His firm’s VanEck Semiconductor ETF (SMH), which tracks 25 of the biggest chipmakers in the country, is up 21% this year as of Wednesday’s close. However, SMH has fallen nearly 6% this month, led to the downside by Intel, AMD and On Semiconductor.

The fund’s top holding, Nvidia, has seen its shares surge nearly 70% this year amid soaring demand for its AI processors, but it’s also down 7% since the start of the month.

Van Eck suggests the weakness is temporary. He contends high interest in AI chips could set up the group for more durable returns.

“They have become revalued from being a highly cyclical business with short product lives to part of the growth trade, and they have more recurring revenue, so they can just stay at high profitabilities even despite some of the short-term stuff,” said van Eck.

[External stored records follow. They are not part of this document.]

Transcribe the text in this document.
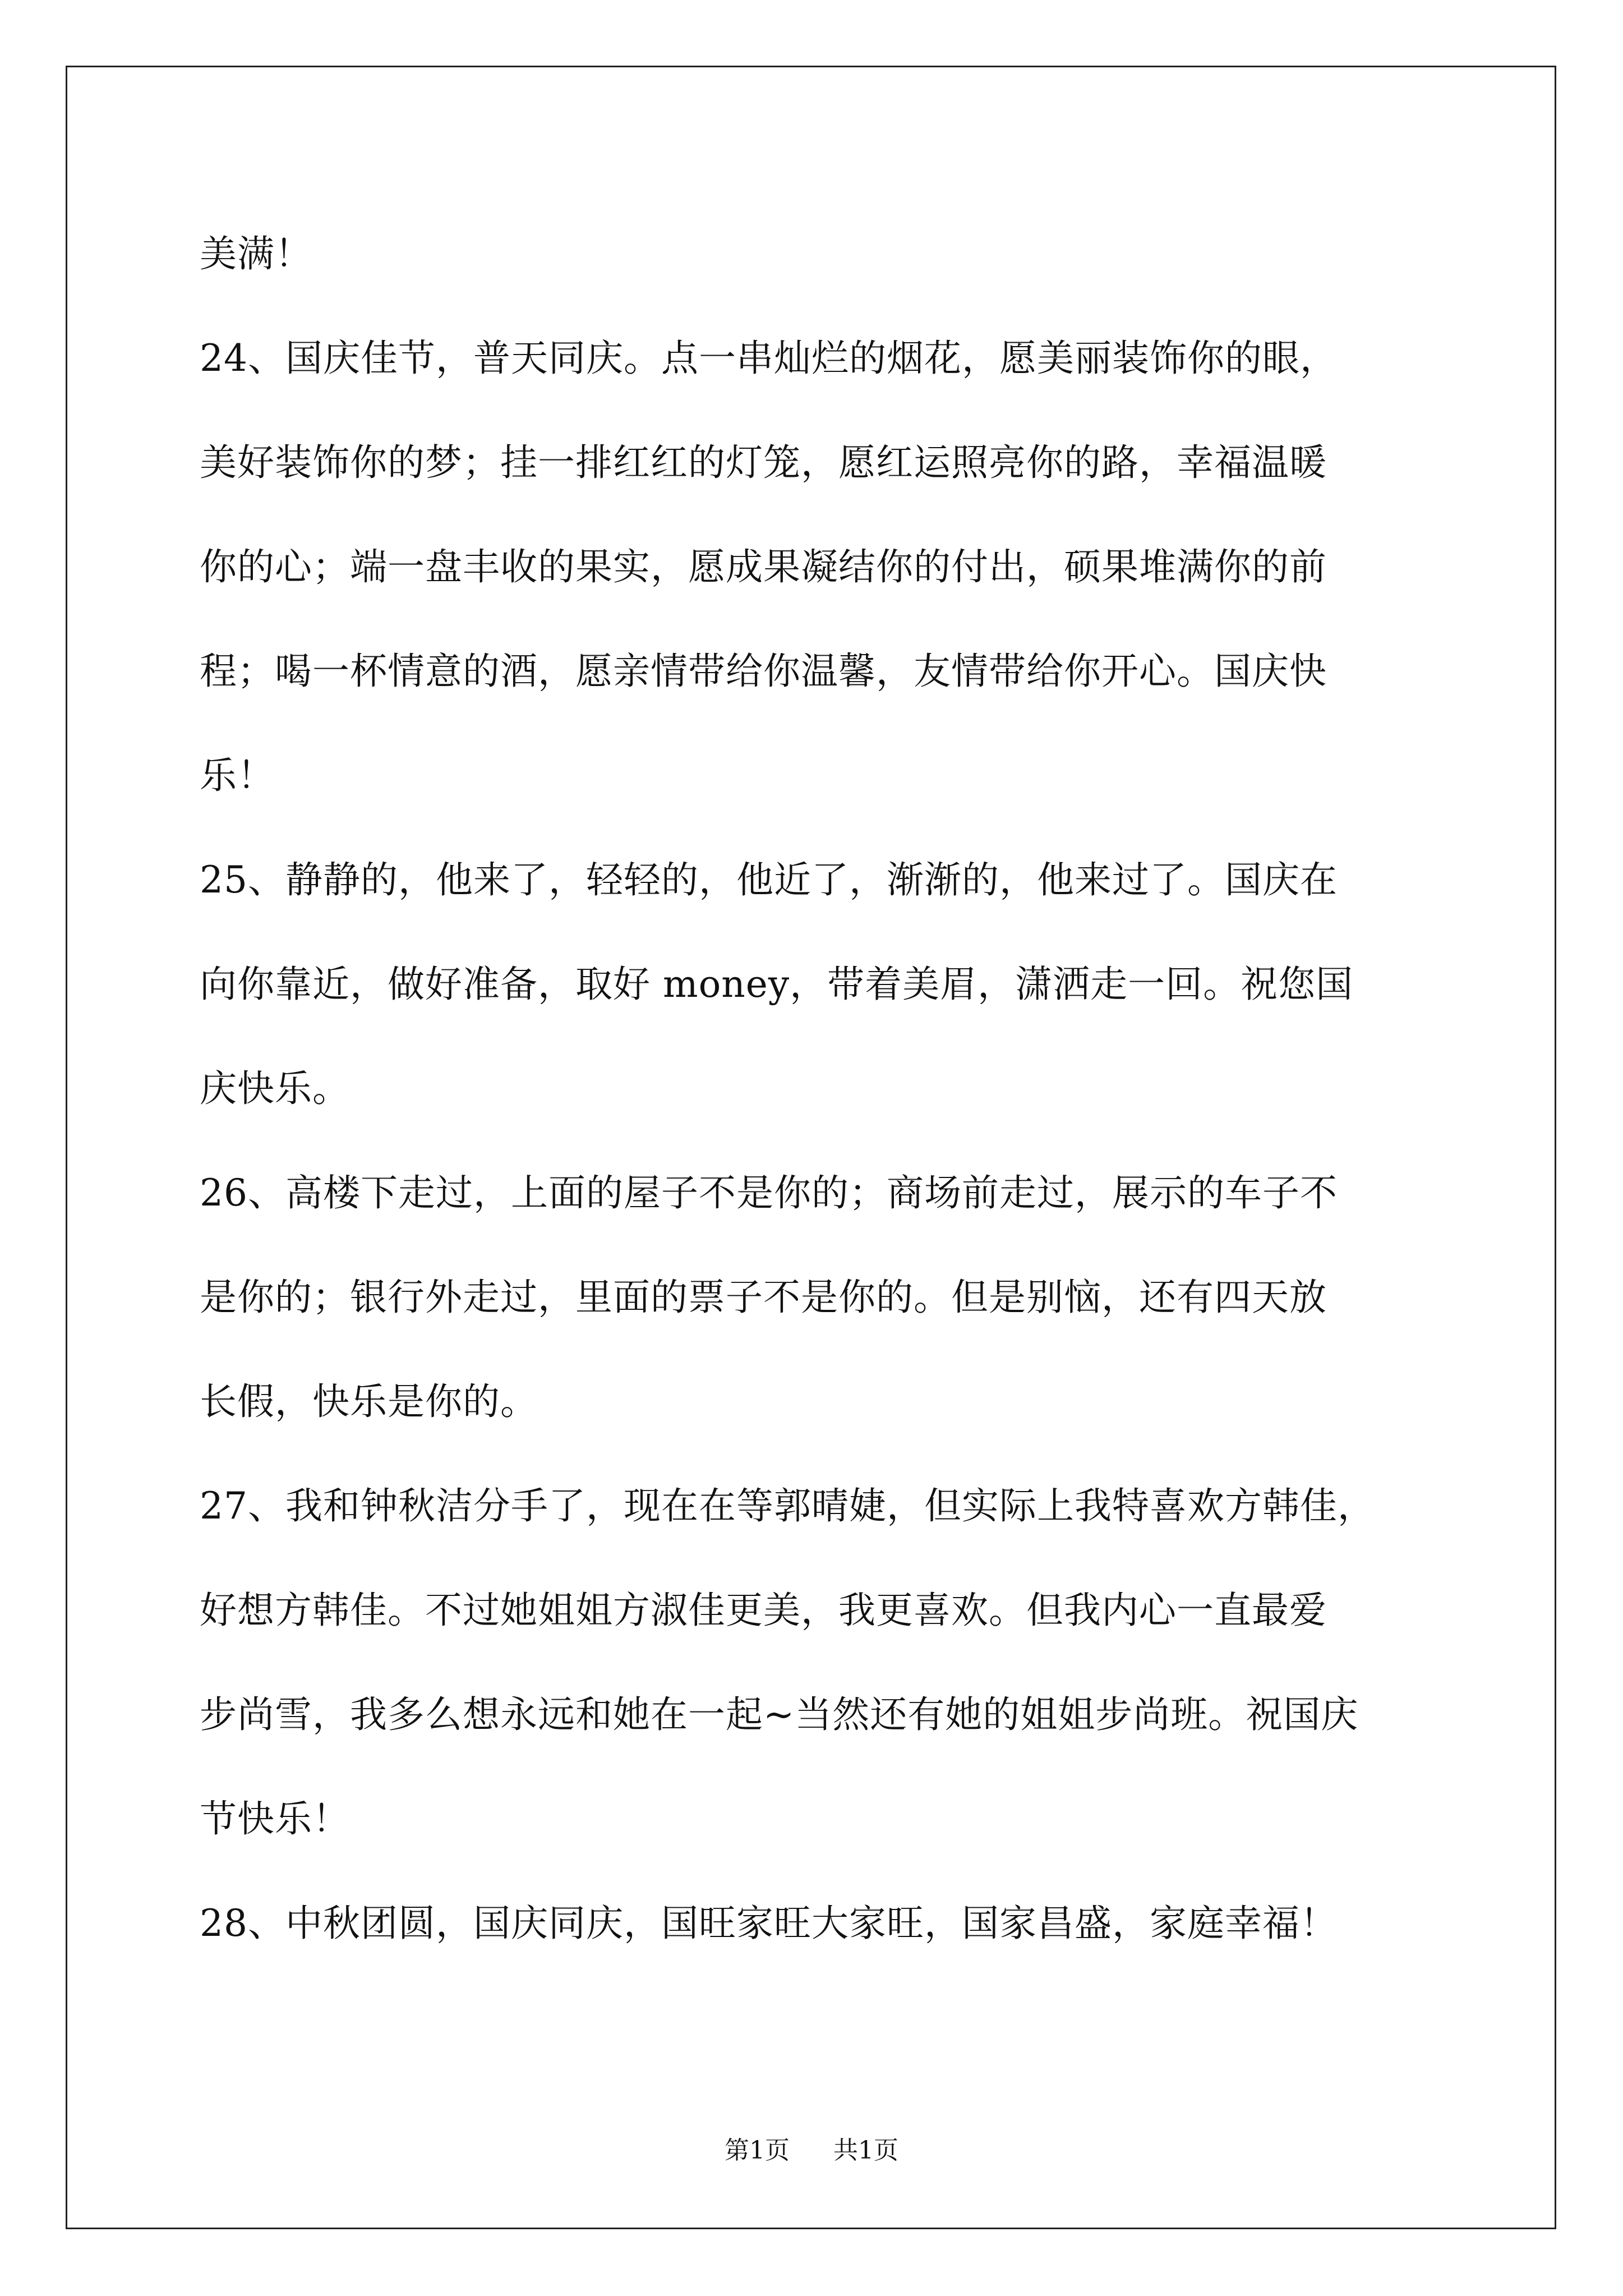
美满！
24、国庆佳节，普天同庆。点一串灿烂的烟花，愿美丽装饰你的眼，
美好装饰你的梦；挂一排红红的灯笼，愿红运照亮你的路，幸福温暖
你的心；端一盘丰收的果实，愿成果凝结你的付出，硕果堆满你的前
程；喝一杯情意的酒，愿亲情带给你温馨，友情带给你开心。国庆快
乐！
25、静静的，他来了，轻轻的，他近了，渐渐的，他来过了。国庆在
向你靠近，做好准备，取好 money，带着美眉，潇洒走一回。祝您国
庆快乐。
26、高楼下走过，上面的屋子不是你的；商场前走过，展示的车子不
是你的；银行外走过，里面的票子不是你的。但是别恼，还有四天放
长假，快乐是你的。
27、我和钟秋洁分手了，现在在等郭晴婕，但实际上我特喜欢方韩佳，
好想方韩佳。不过她姐姐方淑佳更美，我更喜欢。但我内心一直最爱
步尚雪，我多么想永远和她在一起~当然还有她的姐姐步尚班。祝国庆
节快乐！
28、中秋团圆，国庆同庆，国旺家旺大家旺，国家昌盛，家庭幸福！
第1页 共1页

ETF Action founding partner Mike Akins also sees opportunities for investors. He thinks limited competition for some of the top chipmakers’ products could sustain the group.

“You have a high moat, and they control that pricing point,” he said in the same interview. “Until there’s a situation where competition increases meaningfully in this space, where you can have some pricing pressure, it’s hard to see that trade going away.”

Still, Akins advises investors to pay attention to semiconductor fund flows as a barometer for future performance.

“We often caution our clients to almost think about flows as a contrarian indicator. As flows get really depressed, that’s potentially opportunity to buy, and vice versa. As flows get really extended, it might be time to pare a little bit.”